Obama announced on Tuesday that he has ordered new, stricter fuel-efficiency rules to curb greenhouse gas emissions from large trucks. This will build on an earlier set of standards that were developed in 2011 and took effect this year. The new standards, to be drawn up by the EPA and Department of Transportation, are supposed to be finalized by 2016, before Obama leaves office, and then go into effect starting in 2018.

“Improving gas mileage for these trucks is going to drive down our oil imports even further,” Obama said. “That reduces carbon pollution even more, cuts down on businesses’ fuel costs, which should pay off in lower prices for consumers. So it’s not just a win-win; it’s a win-win-win. We got three wins.”

Heavy-duty trucks make up just 4 percent of vehicles on the roads, but they emit 20 percent of CO2 emissions from the transportation sector, the second most polluting sector of the U.S. economy. And big trucks used over 28 billion gallons of gasoline in 2011. Taking these figures into consideration, it’s easy to see how the new rules could have a climate impact. Michelle Robinson of the Union for Concerned Scientists told The New York Times that the new standards could bring down oil consumption by one million barrels per day by 2035.

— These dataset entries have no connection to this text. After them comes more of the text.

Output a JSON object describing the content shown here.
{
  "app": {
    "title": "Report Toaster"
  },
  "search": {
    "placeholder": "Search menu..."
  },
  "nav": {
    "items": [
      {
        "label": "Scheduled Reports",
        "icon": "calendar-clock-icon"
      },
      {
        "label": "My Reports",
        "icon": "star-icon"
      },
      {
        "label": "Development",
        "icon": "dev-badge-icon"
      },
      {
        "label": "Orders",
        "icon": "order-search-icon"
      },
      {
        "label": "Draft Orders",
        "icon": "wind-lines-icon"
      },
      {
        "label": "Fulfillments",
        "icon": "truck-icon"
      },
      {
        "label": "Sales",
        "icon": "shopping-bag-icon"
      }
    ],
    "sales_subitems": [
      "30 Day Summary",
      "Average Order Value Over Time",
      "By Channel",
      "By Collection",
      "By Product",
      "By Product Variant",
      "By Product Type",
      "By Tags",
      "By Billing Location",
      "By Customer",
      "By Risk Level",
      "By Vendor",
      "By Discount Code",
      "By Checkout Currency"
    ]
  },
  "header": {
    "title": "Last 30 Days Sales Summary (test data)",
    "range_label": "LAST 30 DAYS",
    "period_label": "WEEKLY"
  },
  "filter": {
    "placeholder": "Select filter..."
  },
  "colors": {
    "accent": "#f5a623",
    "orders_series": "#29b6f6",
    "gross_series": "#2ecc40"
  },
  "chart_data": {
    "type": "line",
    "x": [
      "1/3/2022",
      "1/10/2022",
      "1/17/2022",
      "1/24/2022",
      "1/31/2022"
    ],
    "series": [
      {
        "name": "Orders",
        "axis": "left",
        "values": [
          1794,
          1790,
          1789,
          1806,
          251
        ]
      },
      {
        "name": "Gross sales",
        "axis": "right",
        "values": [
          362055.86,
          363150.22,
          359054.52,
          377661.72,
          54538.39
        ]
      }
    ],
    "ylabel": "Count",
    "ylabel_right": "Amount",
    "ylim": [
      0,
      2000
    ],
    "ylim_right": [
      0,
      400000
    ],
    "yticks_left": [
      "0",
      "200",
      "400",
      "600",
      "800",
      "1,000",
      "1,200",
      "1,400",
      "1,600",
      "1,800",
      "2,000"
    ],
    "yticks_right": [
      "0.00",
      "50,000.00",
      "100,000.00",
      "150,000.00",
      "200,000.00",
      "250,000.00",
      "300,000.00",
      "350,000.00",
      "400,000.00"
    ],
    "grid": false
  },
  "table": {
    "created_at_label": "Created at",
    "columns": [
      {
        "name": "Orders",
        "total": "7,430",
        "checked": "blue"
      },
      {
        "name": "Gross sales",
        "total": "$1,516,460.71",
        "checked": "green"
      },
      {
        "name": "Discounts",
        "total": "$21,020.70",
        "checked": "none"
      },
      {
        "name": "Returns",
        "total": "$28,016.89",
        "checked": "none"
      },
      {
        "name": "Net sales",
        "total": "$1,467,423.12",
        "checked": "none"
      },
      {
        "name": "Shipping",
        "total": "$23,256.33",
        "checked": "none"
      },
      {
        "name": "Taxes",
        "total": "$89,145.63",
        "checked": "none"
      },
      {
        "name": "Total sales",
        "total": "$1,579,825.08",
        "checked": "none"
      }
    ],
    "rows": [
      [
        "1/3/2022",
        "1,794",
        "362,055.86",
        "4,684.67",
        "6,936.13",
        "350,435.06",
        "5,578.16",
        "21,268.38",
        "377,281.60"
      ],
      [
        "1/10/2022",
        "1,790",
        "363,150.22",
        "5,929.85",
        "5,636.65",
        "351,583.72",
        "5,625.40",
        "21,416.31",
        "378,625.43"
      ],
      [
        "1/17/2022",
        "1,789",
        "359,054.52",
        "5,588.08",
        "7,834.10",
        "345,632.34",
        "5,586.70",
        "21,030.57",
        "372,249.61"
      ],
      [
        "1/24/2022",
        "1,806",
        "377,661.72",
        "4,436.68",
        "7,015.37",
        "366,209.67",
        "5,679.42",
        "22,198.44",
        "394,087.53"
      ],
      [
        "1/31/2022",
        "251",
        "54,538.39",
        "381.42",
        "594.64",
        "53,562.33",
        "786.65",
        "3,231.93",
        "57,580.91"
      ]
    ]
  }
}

Obama is also urging Congress to repeal $4 billion worth of federal subsidies currently enjoyed by oil and gas companies each year, while proposing a $200 million tax credit for companies that work to develop vehicles and infrastructure that run on alternative sources of energy.

Obama declined, to our chagrin, to comment on how he’s going to address trucks that will not commit to a lane, trucks with stupid bumper stickers, and truck drivers’ indiscriminate use of both the middle finger and the horn — all issues of equivalent national import.